WORKING in the private sector in the 1970s and 1980s held its own fascination. Yes, sure, it was fascinating to find, value and negotiate the sites for our Sitka, but just as satisfying was to meet a whole range of people – farmers, sheepmen, agents, lawyers, Scottish lawyers – all the various strands brought together, resulting in the acquisition of planting land in the uplands.

In the course of one season in Galloway I contrived to buy three farms for the same sum of money (which was suspicious enough) and indeed, I discovered later that the three vendors were all cronies and were making wagers as to which one of them could push me up on price. One of them, famously, was a reluctant party to the negotiation headed by his older brother, and we had all sorts of spats and quarrels to contend with as well. His comment, which has stuck with me ever since, was to declare that family relationship was the worst ship you would ever sail in.

Then there were the clients. We had showbusiness personalities, pop stars, captains of industry, generations of landed gentry and, latterly, pension fund wizards and financial legends. I took one Old Etonian lad, at the request of his father, on a trip to the Borders in pursuit of a rather nice and very plantable estate, which I managed (after a good deal of talk and not a little whisky) to agree a respectable price for, so long as we would take over a couple of thousand blackface ewes at the same time. My guest watched all this with a bemused eye. As we left (him driving for reasons aforesaid) he asked what would happen next.

“Now,” I said, “We have to find a customer. But don’t worry, we’ll meet in London next week and you can find out what happens next.”

He became pensive. “Can I have it? Would you mind?” The sum involved was just about half a million, not to be sneezed at then. My annual salary was perhaps £3,000 a year with luck.

“I think we’d better ask Dad what he thinks,” I said. At the next motorway services he vanished for 10 minutes while I had a coffee.

“Dad says OK,” he crowed on his return. Apropos of which, I happened to meet him last week in an entirely different context. And he’s still got the farm and at least some of the sheep, together with a super spruce wood, now being harvested.

Then there was Doctor Woods. He was a medic who had defected into the world of property development, in the City. We bought for him a rather nice wood in the Welsh borders, and this whetted his appetite for more. I looked at a range of rather overpriced stuff in the Thames Valley and, after yet another false trail, I asked, half-joking, why – since he had a chopper on the roof of his office – didn’t we look further afield; say, into Normandy?

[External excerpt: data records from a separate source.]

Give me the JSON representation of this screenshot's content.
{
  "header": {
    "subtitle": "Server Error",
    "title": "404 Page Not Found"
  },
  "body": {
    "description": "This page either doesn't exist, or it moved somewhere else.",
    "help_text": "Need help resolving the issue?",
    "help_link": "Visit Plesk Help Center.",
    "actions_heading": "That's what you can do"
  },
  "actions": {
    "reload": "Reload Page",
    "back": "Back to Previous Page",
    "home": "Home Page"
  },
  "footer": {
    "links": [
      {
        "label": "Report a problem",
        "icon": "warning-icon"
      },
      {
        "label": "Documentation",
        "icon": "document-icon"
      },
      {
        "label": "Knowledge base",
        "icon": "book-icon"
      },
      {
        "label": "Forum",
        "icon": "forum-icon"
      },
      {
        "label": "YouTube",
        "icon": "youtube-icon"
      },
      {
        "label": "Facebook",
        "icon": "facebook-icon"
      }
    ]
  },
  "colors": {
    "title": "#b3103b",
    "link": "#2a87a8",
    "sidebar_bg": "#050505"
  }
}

Great idea. I got my French mate onto the job and we came up with a superb chateau with lakes, woods, wild boar, stags and above all, trees, which was being disposed of as mortgagees in possession by perhaps the best known French bank. Needless to say, this required some exhaustive work in getting to our valuation, and a good deal of lunching out with the bank’s representatives before we could come to an agreement.

It sounds like fun, doesn’t it? Flying from my home in Gloucestershire in a private helicopter and doing monster deals in Paris. A degree in forestry, did you say? You, my reader, know that foresters can do anything.

Sad to say, I was eulogising to our French hosts in a rather flash Paris hotel to celebrate the exchange of contracts and the payment of 10 per cent of the money when I got a message to ring the good doctor urgently.

He had, he told me, got into just bit of a spot because he planned to buy the French property with money ‘borrowed’ (to use a polite euphemism) from his company pension fund. This, the fraud squad told him, was a no-no. Could I negotiate a way out please, and try to get back his deposit?

Pity, I thought. I rather liked him. But I couldn’t really see him in jail, and, indeed, he got off the main charge on a technicality. After it all, he asked me how much he owed me. I was working on my own by now. I told him what might have been, and what I could manage on, and he paid up like a lamb.

Then there was the pop star. But I won’t go on. The tax bonanza enjoyed by forestry for the latter part of the 20th century, like all good things, eventually came to an end. It was responsible for huge and successful investment in new planting, and gave the whole sector an energy and excitement that it has yet to recover, 30 years later.

What did you say? Bring back Schedule D? With environmental safeguards? Sounds good to me. When do we start?